A US company, Local Motors, has used its stand at the SEMA show in Las Vegas to demonstrate the speed and ease with which it can build a car using 3-D printing. Local Motors says it will be the first company to offer a 3-D printed car for sale when it opens up its order books in 2015, it claims prices will range from $18,000 – $30,000.
At SEMA, Local Motors took parts from a Renault Twizzy, a 3-D printer and a whole heap of carbon-fibre-reinforced plastic paste (which once spun out of the printer hardens and was used to produce the body, chassis and dashboard) to manufacture, in front of show-goers, a 3-D printed car. It took just 44 hours for the team to print and build its car. The prototype model has only 50 components as opposed to the upwards of 20,000 in other vehicles.
“We started in the wee hours of the morning today on day 3 of SEMA to start the rapid assembly of the 3D-printed car. After 44 hours in the printer and about 10 for milling, the crew started assembling the car’s vehicle components that we outsourced from the Renault Twizy. While the car was being assembled we decided we’d print some stuff for fun and made a few 3D-printed chairs so onlookers could sit back and enjoy the show,” Local Motors said in its Instagram feed.
The company also announced at SEMA the launch of a competition inviting the “hot rod and motor vehicle aftermarket community to ‘hack up’ and modify a 3D-printed vehicle, just like they would any other car.
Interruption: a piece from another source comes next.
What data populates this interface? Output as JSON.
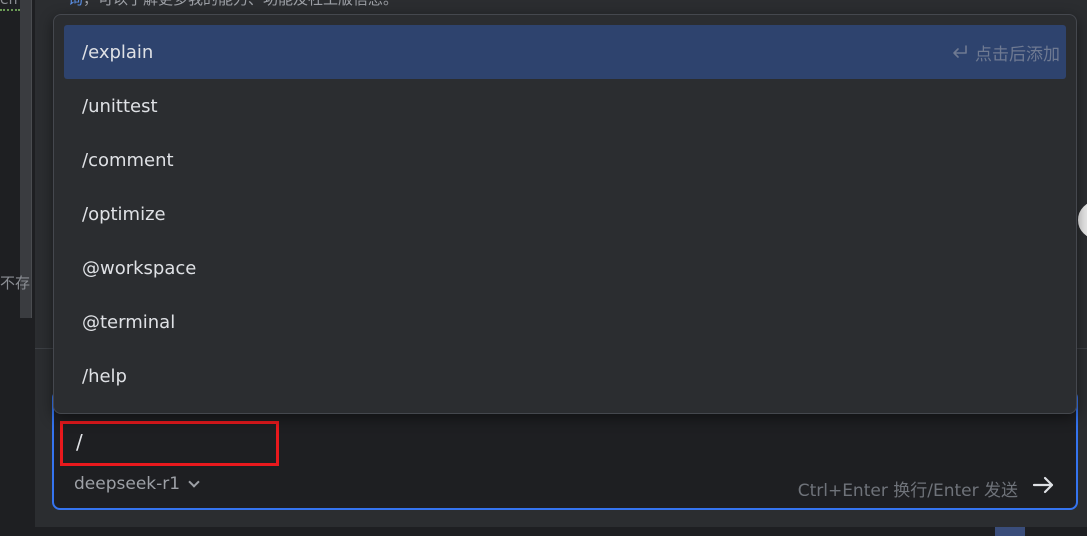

It will start with a design proposal challenge where 12 deserving gear heads will be awarded with a 3D-printed car body to make their own. The ModMen Challenge will meet at SEMA 2015, where all 12 of the modified cars will be presented and judged, with one vehicle emerging victorious as the grand prize winner and title of ultimate ‘ModMan’” a statement read.
“From racing, to street, to show, car modification has always been the true soul of vehicle innovation,” said Local Motors Co-founder and CEO John B. Rogers, Jr. “At Local Motors, our goal is to fuel the next great generation of ‘Hot Rodders’ by putting the newest technology in their hands, and the ModMen Challenge does exactly that. These are not just 12 cars customized with aftermarket parts, but a peek into the future of automotive re-imagination. I cannot wait to see how this group pushes the boundary of 3D-printed cars.”